In an accompanying Reflection and Reaction article, Michael G. Hennerici, MD, from the University of Heidelberg, Germany, says the new findings "strengthen the association of post-stroke dementia with multiple strokes rather than with underlying vascular risk factors."

However, he notes, "most of the studies included were from the 1970s and 1980s when the emphasis was on concept of multi-infarct dementia and counting stroke recurrences rather than on investigation of distinct mechanisms in the development of pre-stroke and post-stroke dementia (eg, lesions in cortico-subcortical networks, disconnection syndromes, or overlapping cortical degeneration. Therefore, the authors' interpretation of the findings could be questioned nowadays."

"Above all," Dr. Hennerici writes, the current article, "shows the limitations of the available data to identify the most important, and possibly treatable active mechanisms of dementia and disability in elderly patients."

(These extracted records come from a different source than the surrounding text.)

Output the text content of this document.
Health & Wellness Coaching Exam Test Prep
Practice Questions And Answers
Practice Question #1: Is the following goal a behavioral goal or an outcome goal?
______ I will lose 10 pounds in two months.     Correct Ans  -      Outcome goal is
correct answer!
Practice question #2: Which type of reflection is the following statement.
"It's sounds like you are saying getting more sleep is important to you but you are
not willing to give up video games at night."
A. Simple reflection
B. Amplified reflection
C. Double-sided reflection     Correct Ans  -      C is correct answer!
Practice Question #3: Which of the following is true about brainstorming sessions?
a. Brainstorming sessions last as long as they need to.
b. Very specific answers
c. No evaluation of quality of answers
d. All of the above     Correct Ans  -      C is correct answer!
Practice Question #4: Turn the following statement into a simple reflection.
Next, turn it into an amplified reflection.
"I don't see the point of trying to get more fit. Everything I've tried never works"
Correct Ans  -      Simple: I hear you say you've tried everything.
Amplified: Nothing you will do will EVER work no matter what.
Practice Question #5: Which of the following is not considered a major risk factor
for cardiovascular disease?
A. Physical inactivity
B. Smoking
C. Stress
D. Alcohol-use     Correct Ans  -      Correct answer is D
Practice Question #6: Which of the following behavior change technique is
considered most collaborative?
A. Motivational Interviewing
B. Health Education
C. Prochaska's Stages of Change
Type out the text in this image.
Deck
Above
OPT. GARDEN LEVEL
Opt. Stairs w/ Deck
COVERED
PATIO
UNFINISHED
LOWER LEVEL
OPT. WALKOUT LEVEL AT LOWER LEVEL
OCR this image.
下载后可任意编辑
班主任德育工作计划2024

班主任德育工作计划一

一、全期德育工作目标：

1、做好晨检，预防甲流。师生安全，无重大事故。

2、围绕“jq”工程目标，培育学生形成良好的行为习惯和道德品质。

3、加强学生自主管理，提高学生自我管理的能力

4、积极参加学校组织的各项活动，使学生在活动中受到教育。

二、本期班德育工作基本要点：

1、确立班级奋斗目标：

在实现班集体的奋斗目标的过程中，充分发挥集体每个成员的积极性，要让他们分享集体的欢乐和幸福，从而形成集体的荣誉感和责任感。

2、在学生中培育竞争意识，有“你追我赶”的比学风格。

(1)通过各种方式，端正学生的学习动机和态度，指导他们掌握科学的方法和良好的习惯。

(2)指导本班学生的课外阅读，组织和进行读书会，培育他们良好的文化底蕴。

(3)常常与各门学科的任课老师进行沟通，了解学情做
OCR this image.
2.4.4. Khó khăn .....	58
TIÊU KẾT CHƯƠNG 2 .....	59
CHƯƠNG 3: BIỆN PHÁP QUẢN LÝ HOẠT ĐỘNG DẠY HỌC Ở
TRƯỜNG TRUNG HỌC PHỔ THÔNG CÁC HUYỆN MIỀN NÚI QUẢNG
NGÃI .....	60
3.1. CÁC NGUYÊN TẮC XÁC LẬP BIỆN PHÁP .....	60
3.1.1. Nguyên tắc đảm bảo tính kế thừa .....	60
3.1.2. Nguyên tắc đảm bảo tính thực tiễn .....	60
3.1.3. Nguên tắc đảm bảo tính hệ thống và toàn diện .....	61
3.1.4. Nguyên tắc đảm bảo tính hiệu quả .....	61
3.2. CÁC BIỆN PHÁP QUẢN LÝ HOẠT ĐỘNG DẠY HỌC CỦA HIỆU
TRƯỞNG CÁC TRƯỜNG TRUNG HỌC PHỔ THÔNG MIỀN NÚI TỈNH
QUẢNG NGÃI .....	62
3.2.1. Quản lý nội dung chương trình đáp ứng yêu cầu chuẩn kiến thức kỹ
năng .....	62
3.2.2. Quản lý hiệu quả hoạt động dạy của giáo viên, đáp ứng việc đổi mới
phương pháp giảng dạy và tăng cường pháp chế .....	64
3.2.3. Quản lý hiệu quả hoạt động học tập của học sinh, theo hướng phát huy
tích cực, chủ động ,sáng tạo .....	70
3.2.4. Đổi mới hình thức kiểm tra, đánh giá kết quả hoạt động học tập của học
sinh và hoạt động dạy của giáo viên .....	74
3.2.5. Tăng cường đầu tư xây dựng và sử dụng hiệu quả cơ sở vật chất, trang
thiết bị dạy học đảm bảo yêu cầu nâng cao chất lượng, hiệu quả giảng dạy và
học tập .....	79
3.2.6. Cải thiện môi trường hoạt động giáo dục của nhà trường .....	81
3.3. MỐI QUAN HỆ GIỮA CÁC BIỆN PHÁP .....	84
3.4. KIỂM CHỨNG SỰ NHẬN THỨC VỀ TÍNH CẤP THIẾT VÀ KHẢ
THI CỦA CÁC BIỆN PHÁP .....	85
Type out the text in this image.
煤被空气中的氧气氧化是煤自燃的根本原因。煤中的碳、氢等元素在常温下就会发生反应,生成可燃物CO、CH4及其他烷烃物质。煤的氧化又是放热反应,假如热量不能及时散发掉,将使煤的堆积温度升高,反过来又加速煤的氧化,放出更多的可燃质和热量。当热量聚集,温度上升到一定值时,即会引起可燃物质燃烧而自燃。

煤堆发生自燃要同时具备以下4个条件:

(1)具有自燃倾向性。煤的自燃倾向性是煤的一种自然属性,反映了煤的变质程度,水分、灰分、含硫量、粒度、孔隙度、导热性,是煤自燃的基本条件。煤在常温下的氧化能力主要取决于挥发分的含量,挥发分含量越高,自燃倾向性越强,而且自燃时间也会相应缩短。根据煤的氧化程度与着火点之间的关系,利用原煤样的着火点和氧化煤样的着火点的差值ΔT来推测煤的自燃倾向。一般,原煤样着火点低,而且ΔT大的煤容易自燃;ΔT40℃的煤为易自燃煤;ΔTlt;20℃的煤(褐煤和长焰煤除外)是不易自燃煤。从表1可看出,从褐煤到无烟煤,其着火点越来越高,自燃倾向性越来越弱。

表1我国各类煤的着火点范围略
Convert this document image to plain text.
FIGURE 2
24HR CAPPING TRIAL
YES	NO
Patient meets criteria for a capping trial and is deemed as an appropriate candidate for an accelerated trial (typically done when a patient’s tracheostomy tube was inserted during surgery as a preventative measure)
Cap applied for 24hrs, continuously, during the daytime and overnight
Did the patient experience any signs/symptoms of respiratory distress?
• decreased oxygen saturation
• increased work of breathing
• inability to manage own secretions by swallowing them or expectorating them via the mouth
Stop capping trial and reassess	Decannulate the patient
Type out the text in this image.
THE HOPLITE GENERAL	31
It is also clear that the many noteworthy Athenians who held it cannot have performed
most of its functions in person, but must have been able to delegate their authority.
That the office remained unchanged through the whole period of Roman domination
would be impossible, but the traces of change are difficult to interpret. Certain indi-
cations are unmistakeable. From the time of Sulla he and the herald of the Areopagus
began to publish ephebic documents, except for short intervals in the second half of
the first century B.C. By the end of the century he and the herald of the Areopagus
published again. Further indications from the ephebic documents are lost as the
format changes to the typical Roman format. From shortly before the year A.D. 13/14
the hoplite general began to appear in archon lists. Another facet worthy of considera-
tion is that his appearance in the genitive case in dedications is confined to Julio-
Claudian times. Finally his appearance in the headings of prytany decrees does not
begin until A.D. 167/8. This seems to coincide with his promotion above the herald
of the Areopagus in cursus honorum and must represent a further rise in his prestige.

Stroke is not a homogeneous disease, and because the elderly have multimorbidity, the variability in stroke etiology and topography must be addressed in well-designed prospective trials using new technologies. One such trial already providing some of these answers, Dr. Hennerici writes, is the Leukoaraiosis and Disability Study, on which he is a coinvestigator. This study assesses the role of age-related white matter changes and conversion to dementia in patients free of dementia at entry.

Of 90 patients who developed dementia, only 13 had a new stroke; the other 37 patients who had incident stroke did not develop dementia (BMJ. 2009;339:b2477).

"This finding lends support to the notion of distinct, and hence potentially treatable, cumulative basic mechanisms (ie, white matter changes and hypertension) rather than to stroke in general for post-stroke dementia," Dr. Hennerici concludes. "Systematic treatment of hypertension represents the best available preventive strategy for both stroke and dementia in ageing people."

Dr. Pendlebury is supported by the Oxford Partnership Biomedical Research Center. The authors have disclosed no relevant financial relationships. Dr. Hennerici has disclosed that he was a co investigator on the Leukoaraiosis and Disability Study.

Lancet Neurol. Published online September 24, 2009.